In the BBC East Midlands Today [1] report on Peter Reading's sudden "retirement", they managed to caption my brief segment as "Ian Holden" - so I guess that might confuse someone in the HR department if they try to reprimand me for criticising the UHL Trust Board...
The story looks likely to rumble on for a while. The Leicester Mercury are reporting that Dr Reading will receive a "golden handshake" of around £750,000 - which is outrageous when compared with the struggle union representatives have had trying to secure redundancy payments for staff who are being told they have to be redeployed into lower grade jobs when their posts are made redundant.
The difference in treatment between ordinary NHS staff - who don't get asked to "retire" when they disappoint their managers but face disciplinary action and dismissal without pay - and Dr Reading, who will get a leaving present worth the equivalent of 37 nurses' annual salary, and is described as "retiring to spend more time with his family" - is very stark.
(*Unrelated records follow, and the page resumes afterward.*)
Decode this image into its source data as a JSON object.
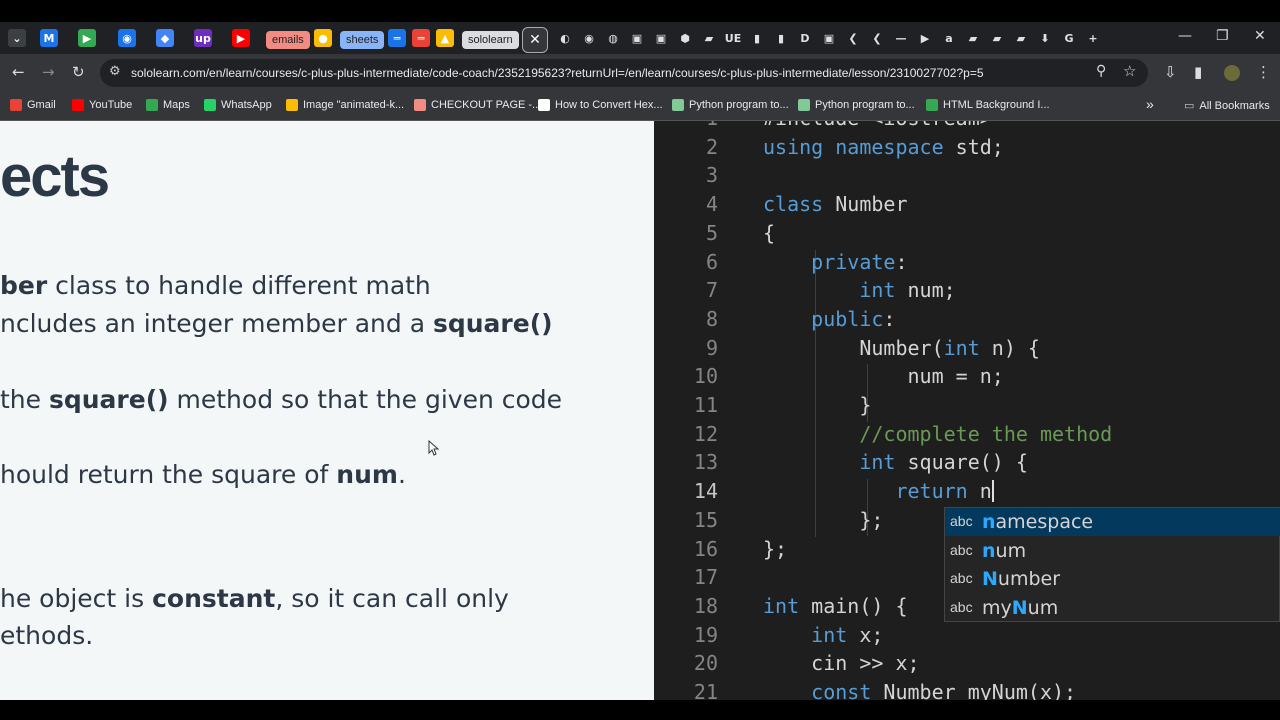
{
  "browser": {
    "tabs": [
      {
        "kind": "icon",
        "glyph": "⌄",
        "color": "#3c4043"
      },
      {
        "kind": "icon",
        "glyph": "M",
        "color": "#1a73e8"
      },
      {
        "kind": "icon",
        "glyph": "▶",
        "color": "#34a853"
      },
      {
        "kind": "icon",
        "glyph": "◉",
        "color": "#1a73e8"
      },
      {
        "kind": "icon",
        "glyph": "◆",
        "color": "#4285f4"
      },
      {
        "kind": "icon",
        "glyph": "up",
        "color": "#6f2dbd"
      },
      {
        "kind": "icon",
        "glyph": "▶",
        "color": "#ff0000"
      },
      {
        "kind": "pill",
        "label": "emails",
        "color": "#f28b82"
      },
      {
        "kind": "icon",
        "glyph": "●",
        "color": "#fbbc04"
      },
      {
        "kind": "pill",
        "label": "sheets",
        "color": "#8ab4f8"
      },
      {
        "kind": "icon",
        "glyph": "═",
        "color": "#1a73e8"
      },
      {
        "kind": "icon",
        "glyph": "═",
        "color": "#ea4335"
      },
      {
        "kind": "icon",
        "glyph": "▲",
        "color": "#fbbc04"
      },
      {
        "kind": "pill",
        "label": "sololearn",
        "color": "#dadce0"
      }
    ],
    "tabs_right": [
      "◐",
      "◉",
      "◍",
      "▣",
      "▣",
      "⬢",
      "▰",
      "UE",
      "▮",
      "▮",
      "D",
      "▣",
      "❮",
      "❮",
      "—",
      "▶",
      "a",
      "▰",
      "▰",
      "▰",
      "⬇",
      "G",
      "+"
    ],
    "active_tab_close": "✕",
    "url": "sololearn.com/en/learn/courses/c-plus-plus-intermediate/code-coach/2352195623?returnUrl=/en/learn/courses/c-plus-plus-intermediate/lesson/2310027702?p=5",
    "bookmarks": [
      {
        "label": "Gmail",
        "color": "#ea4335"
      },
      {
        "label": "YouTube",
        "color": "#ff0000"
      },
      {
        "label": "Maps",
        "color": "#34a853"
      },
      {
        "label": "WhatsApp",
        "color": "#25d366"
      },
      {
        "label": "Image \"animated-k...",
        "color": "#fbbc04"
      },
      {
        "label": "CHECKOUT PAGE -...",
        "color": "#f28b82"
      },
      {
        "label": "How to Convert Hex...",
        "color": "#ffffff"
      },
      {
        "label": "Python program to...",
        "color": "#81c995"
      },
      {
        "label": "Python program to...",
        "color": "#81c995"
      },
      {
        "label": "HTML Background I...",
        "color": "#34a853"
      }
    ],
    "more_bookmarks": "»",
    "all_bookmarks": "All Bookmarks"
  },
  "lesson": {
    "heading": "ects",
    "paragraphs": [
      [
        {
          "t": "ber",
          "b": true
        },
        {
          "t": " class to handle different math",
          "b": false
        }
      ],
      [
        {
          "t": "ncludes an integer member and a ",
          "b": false
        },
        {
          "t": "square()",
          "b": true
        }
      ],
      [
        {
          "t": "the ",
          "b": false
        },
        {
          "t": "square()",
          "b": true
        },
        {
          "t": " method so that the given code",
          "b": false
        }
      ],
      [
        {
          "t": "hould return the square of ",
          "b": false
        },
        {
          "t": "num",
          "b": true
        },
        {
          "t": ".",
          "b": false
        }
      ],
      [
        {
          "t": "he object is ",
          "b": false
        },
        {
          "t": "constant",
          "b": true
        },
        {
          "t": ", so it can call only",
          "b": false
        }
      ],
      [
        {
          "t": "ethods.",
          "b": false
        }
      ]
    ]
  },
  "editor": {
    "lines": [
      {
        "n": "1",
        "segs": [
          {
            "t": "#include <iostream>",
            "c": "default"
          }
        ]
      },
      {
        "n": "2",
        "segs": [
          {
            "t": "using namespace",
            "c": "kw"
          },
          {
            "t": " std;",
            "c": "default"
          }
        ]
      },
      {
        "n": "3",
        "segs": []
      },
      {
        "n": "4",
        "segs": [
          {
            "t": "class",
            "c": "kw"
          },
          {
            "t": " Number",
            "c": "default"
          }
        ]
      },
      {
        "n": "5",
        "segs": [
          {
            "t": "{",
            "c": "default"
          }
        ]
      },
      {
        "n": "6",
        "segs": [
          {
            "t": "    ",
            "c": "default"
          },
          {
            "t": "private",
            "c": "kw"
          },
          {
            "t": ":",
            "c": "default"
          }
        ]
      },
      {
        "n": "7",
        "segs": [
          {
            "t": "        ",
            "c": "default"
          },
          {
            "t": "int",
            "c": "kw"
          },
          {
            "t": " num;",
            "c": "default"
          }
        ]
      },
      {
        "n": "8",
        "segs": [
          {
            "t": "    ",
            "c": "default"
          },
          {
            "t": "public",
            "c": "kw"
          },
          {
            "t": ":",
            "c": "default"
          }
        ]
      },
      {
        "n": "9",
        "segs": [
          {
            "t": "        Number(",
            "c": "default"
          },
          {
            "t": "int",
            "c": "kw"
          },
          {
            "t": " n) {",
            "c": "default"
          }
        ]
      },
      {
        "n": "10",
        "segs": [
          {
            "t": "            num = n;",
            "c": "default"
          }
        ]
      },
      {
        "n": "11",
        "segs": [
          {
            "t": "        }",
            "c": "default"
          }
        ]
      },
      {
        "n": "12",
        "segs": [
          {
            "t": "        ",
            "c": "default"
          },
          {
            "t": "//complete the method",
            "c": "cm"
          }
        ]
      },
      {
        "n": "13",
        "segs": [
          {
            "t": "        ",
            "c": "default"
          },
          {
            "t": "int",
            "c": "kw"
          },
          {
            "t": " square() {",
            "c": "default"
          }
        ]
      },
      {
        "n": "14",
        "segs": [
          {
            "t": "           ",
            "c": "default"
          },
          {
            "t": "return",
            "c": "kw"
          },
          {
            "t": " n",
            "c": "default"
          }
        ],
        "cursor": true
      },
      {
        "n": "15",
        "segs": [
          {
            "t": "        };",
            "c": "default"
          }
        ]
      },
      {
        "n": "16",
        "segs": [
          {
            "t": "};",
            "c": "default"
          }
        ]
      },
      {
        "n": "17",
        "segs": []
      },
      {
        "n": "18",
        "segs": [
          {
            "t": "int",
            "c": "kw"
          },
          {
            "t": " main() {",
            "c": "default"
          }
        ]
      },
      {
        "n": "19",
        "segs": [
          {
            "t": "    ",
            "c": "default"
          },
          {
            "t": "int",
            "c": "kw"
          },
          {
            "t": " x;",
            "c": "default"
          }
        ]
      },
      {
        "n": "20",
        "segs": [
          {
            "t": "    cin >> x;",
            "c": "default"
          }
        ]
      },
      {
        "n": "21",
        "segs": [
          {
            "t": "    ",
            "c": "default"
          },
          {
            "t": "const",
            "c": "kw"
          },
          {
            "t": " Number myNum(x);",
            "c": "default"
          }
        ]
      }
    ],
    "current_line": "14",
    "suggestions": [
      {
        "kind": "abc",
        "pre": "",
        "match": "n",
        "post": "amespace",
        "selected": true
      },
      {
        "kind": "abc",
        "pre": "",
        "match": "n",
        "post": "um",
        "selected": false
      },
      {
        "kind": "abc",
        "pre": "",
        "match": "N",
        "post": "umber",
        "selected": false
      },
      {
        "kind": "abc",
        "pre": "my",
        "match": "N",
        "post": "um",
        "selected": false
      }
    ]
  }
}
I can't go along with the patient groups who are saying "Peter Reading was a wonderful, and he made our hospitals great, so he shouldn't have been asked to retire". For one thing, Peter Reading may have been an excellent communicator, and a good ambassador for the UHL, but his record on the major change issues at UHL is not actually that great - the Pathway scheme was a disaster, they've done nothing to address the continued use of private contractors to lower price (and thus quality) on cleaning, catering and other Facilities Management services within the hospitals, he approved the switch to Capita for payroll services to save money, and he has driven forward the cuts agenda, leading to ward closures and job losses, both clinical and non-clinical.
Peter Reading is being described as "responsive", which I can see would make him popular with patients' groups. For instance, he has personally pressed for the changes in catering for the children's cancer ward at the LRI, in response to families of patients complaining that their food is inadequate. But the hundreds of thousands now being spent on developing kitchens and employing chefs will only serve patients on one ward - what about the quality of catering for all the other children in hospital? And what happens when the charity money runs out, once the story is not flavour of the week at the Leicester Mercury? Will nursing jobs go to pay for the chefs?
For staff at the UHL the future does now seem bleak. The collapse of Pathway is the result of a fundamental shift in power in NHS financial operation away from acute hospitals to the PCTs. The PCTs have already pulled the plug on a number of acute services, both in mental health (leading to Leicestershire Partnership Trust having to close units and shut beds) and in medicine (most notoriously, slashing medical rehabilitation from ward 18 at the LGH without putting any suitable service into place in the community to take over care of the patients). And now the PCTs are running the review to determine
what should happen instead of Pathway. If there's any conflict between the clinical needs of Leicestershire's people and the financial resources available to the two PCTs, and there almost certainly will be, it's clear which way the review will go.
Peter Reading was not a superhero. But his departure probably does weaken still further the relative position of the UHL. UNISON will be calling for a replacement to be found immediately.